Wenn Mieten explodieren, reagieren viele Politiker mit Schulterzucken.
Dabei gibt es durchaus ein Mittel dagegen. So erlaubt das Baugesetzbuch,
dass Kommunen durch eine Satzung Gebiete ausweisen, sogenannte
Milieuschutz-Zonen, in denen sie etwa die soziale Zusammensetzung der
Anwohner erhalten oder die städtebauliche Eigenart bewahren wollen. Was
heißt das konkret?

Der baupolitische Sprecher der SPD-Fraktion, Oliver Lott, hat sich mit
dem Instrument der Milieuschutzsatzung auseinandergesetzt. Wie er
erläuterte, hat das für Eigentümer und Investoren drei Konsequenzen:
Erstens müssen sie große Modernisierungen von der Stadtverwaltung
genehmigen lassen. „An diesem Punkt können und müssen wir verhindern,
dass Spekulanten mit Luxussanierungen die Mieten nach oben treiben“,
sagte Lott. Die zweite Konsequenz: die Stadt kann verbieten, Miet- in
Eigentumswohnungen oder Büroräume zu verwandeln. Drittens hat die Stadt
in Milieuschutz-Gebieten ein Vorkaufsrecht: Stehen Gebäude zum Verkauf,
kann die Stadt sie erwerben und einem städtischen Unternehmen
übertragen, das dauerhaft bezahlbare Mieten anbietet. „Wer das Gebäude
kaufen möchte, kann den Kauf durch die Stadt nur verhindern, indem er
eine sogenannte Abwendungserklärung unterschreibt“, führte Lott aus. Mit
dieser Erklärung verpflichtet sich der neue Eigentümer, die Wohnungen
weiterhin zur Miete anzubieten und keine Luxussanierungen vorzunehmen.

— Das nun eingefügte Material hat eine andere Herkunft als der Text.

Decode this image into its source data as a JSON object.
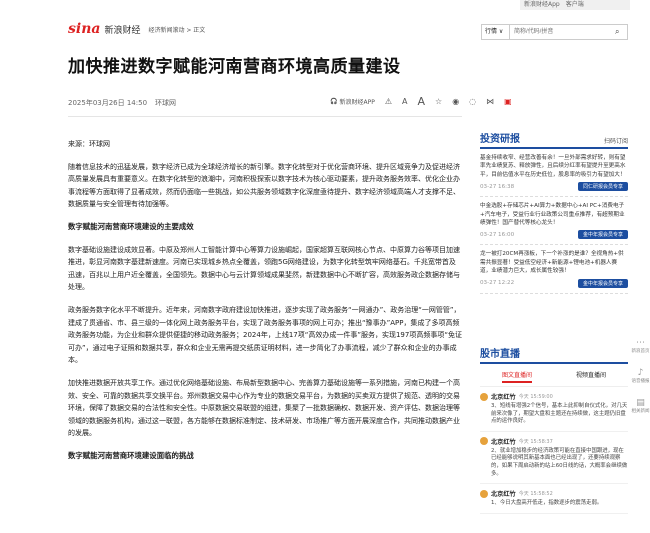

Ein solcher Mieterschutz per Milieuschutzsatzung wird in Frankfurt
bereits erfolgreich praktiziert, ebenso in Berlin, Hamburg und München,
wie Siebel ausführte. „Es wird Zeit, dass wir dieses Instrument in
Darmstadt ebenfalls einsetzen“, forderte er. „Wohnen in Darmstadt darf
kein Luxus werden.“ Doch leider führe der Weg, den die grün-schwarz
regierte Stadt eingeschlagen habe, genau dort hin.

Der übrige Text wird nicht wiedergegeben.